Today I look back and wonder why I put up with the abuse for so long but I think self-conceived fear had a lot to do with it. Threat of divorce or loneliness or failure can be magnified in someone's mind to the point of being absurd. But I've been on this site for over 7 1/2 years and it is still being played out - over and over again.
We often say, "Don't put DH in the middle" or "Lower your expectations" when the best solution is for DH to BE in the middle and for us to heighten our expectations of DH.
Yep, I always say people don
Yep, I always say people don’t think a dad should be put in the middle of his OWN divorce or fallout from that. . . But, on the other hand, a SM (his wife) is supposed to put in the middle of SOMEONE ELSE’s divorce!?
I categorize all of those nonsensical attempts to keep SM in her place, on the bottom rung, type sayings such as, “Suck it up,” “Take the high road,” “Don’t put your DH in the middle,” “Lower your expectations,” etc. all in the same category. They are all sayings to imply it is more or less SM’s actions, thoughts or feelings that are all wrong; she is the one with the problem or issue. DH, BM, SKs, on the other hand, can all act however they want, even to the point of cruelty, and they are doing nothing wrong—they are somehow justified for their actions, “suffering” as divorced parents or COD.
As a sociologist, what I find even more amazing is how SPs, SMs in particular, are supposed to lap all this up and put up with same type of mantras that abused women have been told for years, such as, “1. You are expecting too much. 2. They don’t really mean it. 3. That’s just the way it is. 4. It could be worse. And, 5. Just stick it out and things will change." Etc. This is the type of blow-off crap that women were told for years to keep them kowtowing to their husbands and families. In the year 2018, women are supposed to know better now. No one is supposed to be using or buying these types of excuses. EXCEPT for SMs! For some reason, society still expects SMs (dad's wife) to buy this same type of blow-off crap that was used to greatly diminish abused women and smother their genuine concerns for years!! I don’t know about anyone else, but that’s not happening for me.

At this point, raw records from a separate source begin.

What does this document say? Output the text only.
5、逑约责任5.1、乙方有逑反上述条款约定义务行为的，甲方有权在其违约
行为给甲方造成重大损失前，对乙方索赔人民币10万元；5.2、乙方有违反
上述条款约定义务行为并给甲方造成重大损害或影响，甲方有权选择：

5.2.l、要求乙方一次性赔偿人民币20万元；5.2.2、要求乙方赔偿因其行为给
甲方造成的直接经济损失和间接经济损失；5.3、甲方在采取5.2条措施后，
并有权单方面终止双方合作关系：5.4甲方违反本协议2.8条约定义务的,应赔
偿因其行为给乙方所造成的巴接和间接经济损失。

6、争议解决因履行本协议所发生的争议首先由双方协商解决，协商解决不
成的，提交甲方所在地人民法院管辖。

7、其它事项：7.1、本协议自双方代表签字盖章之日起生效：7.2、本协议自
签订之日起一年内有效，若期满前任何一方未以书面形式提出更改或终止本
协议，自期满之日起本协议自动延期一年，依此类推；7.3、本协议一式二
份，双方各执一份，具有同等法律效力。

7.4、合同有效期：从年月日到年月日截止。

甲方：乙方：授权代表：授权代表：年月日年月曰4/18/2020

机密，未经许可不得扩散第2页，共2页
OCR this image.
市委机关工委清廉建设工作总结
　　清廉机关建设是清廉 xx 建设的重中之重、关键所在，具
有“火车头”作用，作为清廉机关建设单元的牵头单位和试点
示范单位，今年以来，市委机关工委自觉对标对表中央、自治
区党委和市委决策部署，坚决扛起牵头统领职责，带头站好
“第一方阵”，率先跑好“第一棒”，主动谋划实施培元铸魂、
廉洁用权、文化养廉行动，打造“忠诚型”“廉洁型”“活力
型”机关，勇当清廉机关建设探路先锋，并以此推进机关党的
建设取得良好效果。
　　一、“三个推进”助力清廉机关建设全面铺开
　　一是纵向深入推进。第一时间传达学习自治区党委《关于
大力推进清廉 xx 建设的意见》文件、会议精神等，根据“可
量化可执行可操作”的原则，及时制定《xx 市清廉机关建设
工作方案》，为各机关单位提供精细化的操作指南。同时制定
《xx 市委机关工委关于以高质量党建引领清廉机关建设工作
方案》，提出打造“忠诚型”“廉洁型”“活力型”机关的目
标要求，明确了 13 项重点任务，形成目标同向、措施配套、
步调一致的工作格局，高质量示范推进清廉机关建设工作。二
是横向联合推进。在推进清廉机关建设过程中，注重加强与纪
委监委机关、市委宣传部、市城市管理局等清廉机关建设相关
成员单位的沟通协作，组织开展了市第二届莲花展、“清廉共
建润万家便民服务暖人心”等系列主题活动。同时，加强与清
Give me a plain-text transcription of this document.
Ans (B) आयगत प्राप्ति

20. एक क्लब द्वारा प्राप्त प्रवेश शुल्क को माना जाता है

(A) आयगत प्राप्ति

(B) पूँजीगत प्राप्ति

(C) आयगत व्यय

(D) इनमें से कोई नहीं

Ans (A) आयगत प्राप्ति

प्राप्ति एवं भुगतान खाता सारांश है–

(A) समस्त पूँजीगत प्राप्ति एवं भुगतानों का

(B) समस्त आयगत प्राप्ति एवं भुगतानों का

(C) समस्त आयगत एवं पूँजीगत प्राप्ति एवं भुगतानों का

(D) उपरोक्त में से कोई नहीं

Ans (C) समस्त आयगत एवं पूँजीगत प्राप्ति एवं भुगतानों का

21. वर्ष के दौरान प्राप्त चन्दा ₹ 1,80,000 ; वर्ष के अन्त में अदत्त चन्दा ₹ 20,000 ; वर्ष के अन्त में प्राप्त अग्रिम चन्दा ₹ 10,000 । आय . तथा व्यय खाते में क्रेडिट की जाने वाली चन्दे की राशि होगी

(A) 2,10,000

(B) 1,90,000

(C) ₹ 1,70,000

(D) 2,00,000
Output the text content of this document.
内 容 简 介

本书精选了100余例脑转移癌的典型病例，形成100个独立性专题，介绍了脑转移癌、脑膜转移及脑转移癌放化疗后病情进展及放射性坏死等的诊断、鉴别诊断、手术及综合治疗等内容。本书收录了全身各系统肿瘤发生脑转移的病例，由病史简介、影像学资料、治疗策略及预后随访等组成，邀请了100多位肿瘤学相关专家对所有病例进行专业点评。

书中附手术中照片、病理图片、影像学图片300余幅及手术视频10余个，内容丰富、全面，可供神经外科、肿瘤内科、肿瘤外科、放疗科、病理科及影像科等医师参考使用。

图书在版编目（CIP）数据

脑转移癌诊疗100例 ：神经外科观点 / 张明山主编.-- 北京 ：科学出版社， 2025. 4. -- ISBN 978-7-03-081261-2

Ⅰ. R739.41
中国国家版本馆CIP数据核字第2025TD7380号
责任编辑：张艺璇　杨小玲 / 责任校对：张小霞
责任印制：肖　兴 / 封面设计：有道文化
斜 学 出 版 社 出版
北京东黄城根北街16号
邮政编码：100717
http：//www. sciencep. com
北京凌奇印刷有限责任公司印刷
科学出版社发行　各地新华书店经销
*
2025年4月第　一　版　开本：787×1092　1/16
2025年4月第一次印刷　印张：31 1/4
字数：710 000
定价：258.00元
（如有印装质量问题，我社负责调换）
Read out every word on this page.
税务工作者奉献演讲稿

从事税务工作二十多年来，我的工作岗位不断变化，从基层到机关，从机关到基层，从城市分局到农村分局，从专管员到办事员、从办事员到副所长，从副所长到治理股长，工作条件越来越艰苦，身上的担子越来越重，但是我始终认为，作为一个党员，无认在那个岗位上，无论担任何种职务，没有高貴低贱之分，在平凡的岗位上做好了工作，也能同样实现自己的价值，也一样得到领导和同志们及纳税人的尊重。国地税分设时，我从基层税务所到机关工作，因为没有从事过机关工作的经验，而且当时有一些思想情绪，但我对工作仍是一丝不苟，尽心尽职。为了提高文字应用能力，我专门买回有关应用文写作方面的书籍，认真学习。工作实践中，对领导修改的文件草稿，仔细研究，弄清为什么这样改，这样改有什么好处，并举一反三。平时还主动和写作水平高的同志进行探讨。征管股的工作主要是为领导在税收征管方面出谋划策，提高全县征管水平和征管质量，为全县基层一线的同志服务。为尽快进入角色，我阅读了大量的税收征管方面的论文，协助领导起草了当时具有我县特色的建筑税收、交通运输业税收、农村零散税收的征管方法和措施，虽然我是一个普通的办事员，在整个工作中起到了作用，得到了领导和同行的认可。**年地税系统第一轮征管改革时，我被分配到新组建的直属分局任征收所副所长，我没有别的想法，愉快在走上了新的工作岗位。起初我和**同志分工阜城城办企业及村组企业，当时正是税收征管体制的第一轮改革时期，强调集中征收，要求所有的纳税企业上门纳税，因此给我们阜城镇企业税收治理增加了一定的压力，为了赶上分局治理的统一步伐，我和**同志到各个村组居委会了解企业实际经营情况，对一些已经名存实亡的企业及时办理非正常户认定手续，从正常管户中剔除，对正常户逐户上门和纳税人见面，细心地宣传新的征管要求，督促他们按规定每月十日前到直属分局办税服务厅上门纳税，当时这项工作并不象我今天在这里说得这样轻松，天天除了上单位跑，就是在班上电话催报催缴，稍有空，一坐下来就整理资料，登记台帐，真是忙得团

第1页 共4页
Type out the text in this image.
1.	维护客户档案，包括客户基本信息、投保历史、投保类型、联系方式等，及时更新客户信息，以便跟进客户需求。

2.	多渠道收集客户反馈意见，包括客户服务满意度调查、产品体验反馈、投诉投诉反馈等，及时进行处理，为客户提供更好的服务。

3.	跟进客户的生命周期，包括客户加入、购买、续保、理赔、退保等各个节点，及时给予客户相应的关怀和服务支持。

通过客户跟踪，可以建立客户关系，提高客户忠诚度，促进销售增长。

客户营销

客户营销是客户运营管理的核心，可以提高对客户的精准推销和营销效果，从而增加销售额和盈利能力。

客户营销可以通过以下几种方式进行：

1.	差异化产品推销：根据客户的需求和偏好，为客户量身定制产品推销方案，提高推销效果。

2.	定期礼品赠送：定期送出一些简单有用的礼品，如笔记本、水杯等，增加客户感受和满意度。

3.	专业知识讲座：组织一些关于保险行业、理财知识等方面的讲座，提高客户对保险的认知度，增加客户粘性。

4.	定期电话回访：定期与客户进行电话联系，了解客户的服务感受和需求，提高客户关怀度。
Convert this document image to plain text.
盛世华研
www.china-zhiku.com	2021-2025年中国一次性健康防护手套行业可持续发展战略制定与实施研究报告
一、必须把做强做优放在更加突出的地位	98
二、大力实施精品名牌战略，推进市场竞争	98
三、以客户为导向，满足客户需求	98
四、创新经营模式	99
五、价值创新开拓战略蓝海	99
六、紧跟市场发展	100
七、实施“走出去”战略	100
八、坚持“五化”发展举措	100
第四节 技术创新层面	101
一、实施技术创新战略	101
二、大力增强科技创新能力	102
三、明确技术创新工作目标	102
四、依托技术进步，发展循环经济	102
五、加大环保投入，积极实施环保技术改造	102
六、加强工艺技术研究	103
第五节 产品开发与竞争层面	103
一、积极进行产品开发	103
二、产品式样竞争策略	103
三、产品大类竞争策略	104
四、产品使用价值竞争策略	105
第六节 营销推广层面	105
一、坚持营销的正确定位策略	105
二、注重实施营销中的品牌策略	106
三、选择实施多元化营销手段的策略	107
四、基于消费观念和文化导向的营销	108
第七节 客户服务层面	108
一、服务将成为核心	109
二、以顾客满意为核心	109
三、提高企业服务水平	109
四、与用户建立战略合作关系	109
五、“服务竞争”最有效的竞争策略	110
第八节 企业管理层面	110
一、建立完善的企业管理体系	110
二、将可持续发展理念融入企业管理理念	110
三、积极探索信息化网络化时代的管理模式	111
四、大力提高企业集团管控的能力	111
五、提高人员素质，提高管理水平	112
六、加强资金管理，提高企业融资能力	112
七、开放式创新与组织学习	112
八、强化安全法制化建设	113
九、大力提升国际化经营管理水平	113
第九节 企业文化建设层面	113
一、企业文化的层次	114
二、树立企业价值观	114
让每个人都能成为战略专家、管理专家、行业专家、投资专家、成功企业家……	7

I never connected those dots
Idvilen—Your analogy to abusive relationships is spot on. I am not suggesting that there is violence here. Rather it is about the power play that requires women to just accept an impossible situation because it is not going to change. It is about power and control. And we fall for it. The “wicked SM” title gets foisted upon us. We try everything to make it work, forgetting that the best predictor of future behavior is past behavior.
I am bringing this 2018 forum
I am bringing this 2018 forum topic back to the top of the pile- it is really GOOD and for those who have felt ab used, always put in lose-lose positions and unappreciated - this is really sage advice and a reminder of what we put up with and how it's abusive.
Thanks for floating this
Thanks for floating this topic.
Categorize and confront people based on their actions and never be fooled by their words. When their words or actions are toxic.... bare their asses, go for their throats (figuratively) while putting and keeping them in their place. A true equity life partner mate, will be front and center in that activity. Even when the toxic are their failed family progeny, Xs, or parents, sibs, etc....
Yes! The actions Rags, it's
Yes! The actions Rags, it's all about the actions. Recently one of my SKIDs did something mean to me- he never owned up to it and his dad called him on it. He gave his dad a weak apology and never actually apologized ot me. DH said, SEE he is sorry! And my response? Nah, if he was actually sorry his actions would be to tell ME he is sorry. Weak.